NEW YORK – Stanford University researchers are turning to a single-cell statistical modeling method to track down driver gene fusions that can propel cancers forward, uncovering fusions in individual tumor cells that appear more diverse and widespread than appreciated in the past.
During a presentation in a session on bioinformatics and artificial intelligence for cancer research and development at the second virtual session of the American Association for Cancer Research annual meeting on Wednesday, Stanford researcher Roozbeh Dehghannasiri outlined a computational strategy for identifying gene fusions from single-cell RNA sequencing (scRNA-seq) data using an algorithm called "Single cell precise splice estimation," or SICILIAN.
The unbiased statistical approach is designed to work on top of any conventional splice alignment methods to find a range of RNA variants in individual cells profiled by scRNA-seq, Dehghannasiri explained, from circular RNAs to splicing isoforms and gene fusions.
Fusions in particular may serve as treatment targets or as biomarkers for tumor features and progression, he noted, pointing to advances that have been made in treating chronic myelogenous leukemia since the early 1990s by targeting a BCR-ABL1 gene fusion in the blood cancer with a tyrosine kinase inhibitor. That has spurred interest in more fully understanding the suite of gene fusions and their effects across cancer, particularly given the vast amounts of RNA sequence data that is now available.
"We have the unique opportunity of using hundreds of publicly available, massive sequencing databases to have accelerated discovery of gene fusions and RNA variants in general, using precise computational methods" Dehghannasiri said. "However, despite this great promise, there are many aspects of gene fusions that are still unknown and the main reason for that is that the current methods still suffer from high false positives and false negatives."
In an effort to get a more precise picture of the fusions present in individual tumors cells profiled by single-cell RNA-seq, he and his team developed SICILIAN to overcome fusion detection problems related to information dropouts, low-coverage RNA-seq data, sequencing noise, alignment biases, and other issues that arise in scRNA-seq profiles.
The SICILIAN framework focuses on candidate splice junctions found in alignment files such as BAM files, Dehghannasiri explained, using a generalized linear model that takes a range of alignment features into account to assign aggregated statistical scores to each proposed junction. Those scores are intended to help weed out false-positive or -negative fusions that turn up using conventional fusion detection tools, such as read count-based methods, by removing candidate fusions below a certain statistical threshold.

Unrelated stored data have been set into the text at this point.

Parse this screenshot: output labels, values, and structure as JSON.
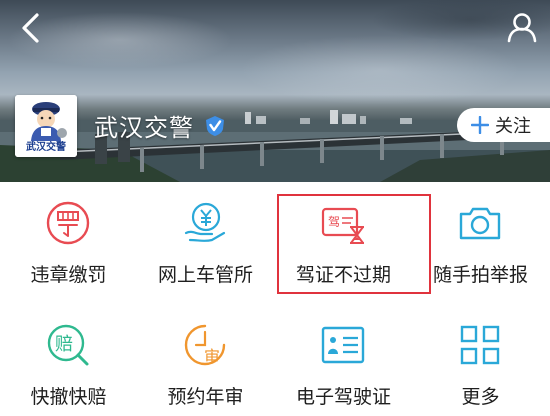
{
  "header": {
    "account_name": "武汉交警",
    "avatar_text": "武汉交警",
    "follow_label": "关注"
  },
  "services": [
    {
      "label": "违章缴罚",
      "icon": "fine-ticket-icon",
      "color": "#e84b52"
    },
    {
      "label": "网上车管所",
      "icon": "yen-hand-icon",
      "color": "#2aa8d8"
    },
    {
      "label": "驾证不过期",
      "icon": "license-hourglass-icon",
      "color": "#e84b52",
      "highlighted": true
    },
    {
      "label": "随手拍举报",
      "icon": "camera-icon",
      "color": "#2aa8d8"
    },
    {
      "label": "快撤快赔",
      "icon": "compensation-magnifier-icon",
      "color": "#2fb98f"
    },
    {
      "label": "预约年审",
      "icon": "annual-inspection-clock-icon",
      "color": "#f0962e"
    },
    {
      "label": "电子驾驶证",
      "icon": "id-card-icon",
      "color": "#2aa8d8"
    },
    {
      "label": "更多",
      "icon": "grid-more-icon",
      "color": "#2aa8d8"
    }
  ],
  "colors": {
    "highlight_border": "#e0333d",
    "verified_badge": "#3d8ee6"
  }
}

"Only considering fusions with high enough statistical scores can dramatically increase the precision of detection over typical detection strategies, such as filtering on the number of aligned reads or using ontology-level heuristic filters," Dehghannasiri and his co-authors wrote in an abstract accompanying the AACR presentation.
To further account for false positives related to sampling on large numbers of single cells, meanwhile, the team integrated a multiple hypothesis testing correction into the SICILIAN pipeline, calculating a median statistical score for a given junction across many individual cells considered from a given sample.

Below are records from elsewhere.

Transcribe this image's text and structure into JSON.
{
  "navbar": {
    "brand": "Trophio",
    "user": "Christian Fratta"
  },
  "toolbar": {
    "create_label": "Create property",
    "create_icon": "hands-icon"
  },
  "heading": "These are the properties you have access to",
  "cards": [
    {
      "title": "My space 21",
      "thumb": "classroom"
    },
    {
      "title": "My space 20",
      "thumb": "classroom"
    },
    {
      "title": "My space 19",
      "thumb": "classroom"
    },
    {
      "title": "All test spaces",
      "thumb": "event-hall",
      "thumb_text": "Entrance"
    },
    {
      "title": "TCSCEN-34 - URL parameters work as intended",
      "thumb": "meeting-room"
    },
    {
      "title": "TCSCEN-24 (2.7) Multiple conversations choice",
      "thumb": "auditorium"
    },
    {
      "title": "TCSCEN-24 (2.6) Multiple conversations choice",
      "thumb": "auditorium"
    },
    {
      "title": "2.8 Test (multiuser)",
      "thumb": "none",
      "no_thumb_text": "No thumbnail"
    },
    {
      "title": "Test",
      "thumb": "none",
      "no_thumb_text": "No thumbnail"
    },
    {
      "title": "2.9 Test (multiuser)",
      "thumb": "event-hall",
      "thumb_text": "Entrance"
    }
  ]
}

After benchmarking the SICILIAN tool using published scRNA-seq and bulk RNA sequencing data for five lung adenocarcinoma cell lines, the researchers applied the algorithm to scRNA-seq profiles for around 75,000 individual lung or blood cells assessed by 10x Chromium and SmarSeq2 for a lung cancer atlas project that Stanford and the Chan Zuckerberg Biohub researchers described in a BioRxiv preprint last year.

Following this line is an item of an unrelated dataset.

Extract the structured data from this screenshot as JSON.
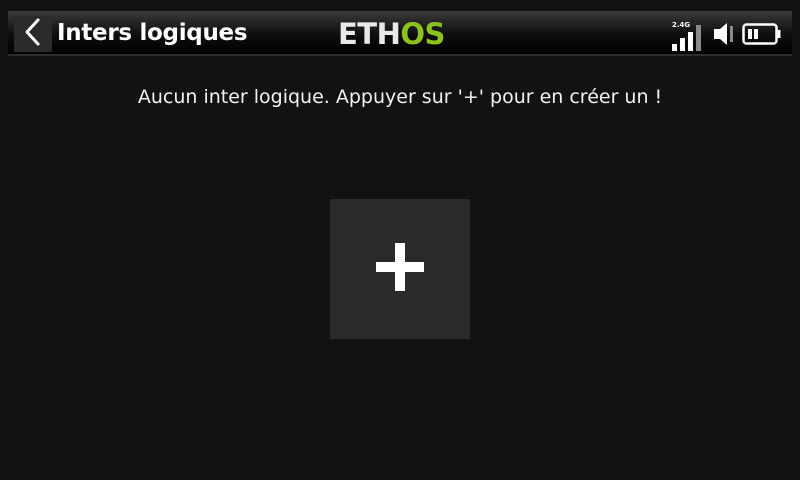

In that atlas, Dehghannasiri and his team used SICILIAN to track down fusions missed using read count approaches, including some splice junctions reported from prior analyses of Genotype-Tissue Expression project data and the related CHESS gene-transcript catalog.
"Before SICILIAN, only 10 percent of junctions were shared with those databases," Dehghannasiri noted. "After SICILIAN, 50 percent of junctions are shared with the databases, which highlights that SICILIAN, in an unbiased way, can enrich for known splice junctions."
Similarly, the researchers noted that the algorithm appears to compare favorably to existing methods such as STAR-Fusion for finding chimeric fusions, which may lack telltale alignment features found in other splice junctions. To overcome such concerns, they again used statistical modeling to score potential chimeric fusions, Dehghannasiri explained.
After training that chimeric fusion detection model, for example, the investigators reported that SICILIAN could pick up fusions with enhanced specificity and lower false positive calls — but also fewer true positive calls — compared to the STAR-Fusion software in simulated datasets containing hundreds of true fusions.
Going forward, Dehghannasiri noted, the team is collaborating with other investigators at Stanford to apply SICILIAN to large single-cell datasets in an effort to come up with more complete maps of the splicing and fusion patterns in tumor and normal cells.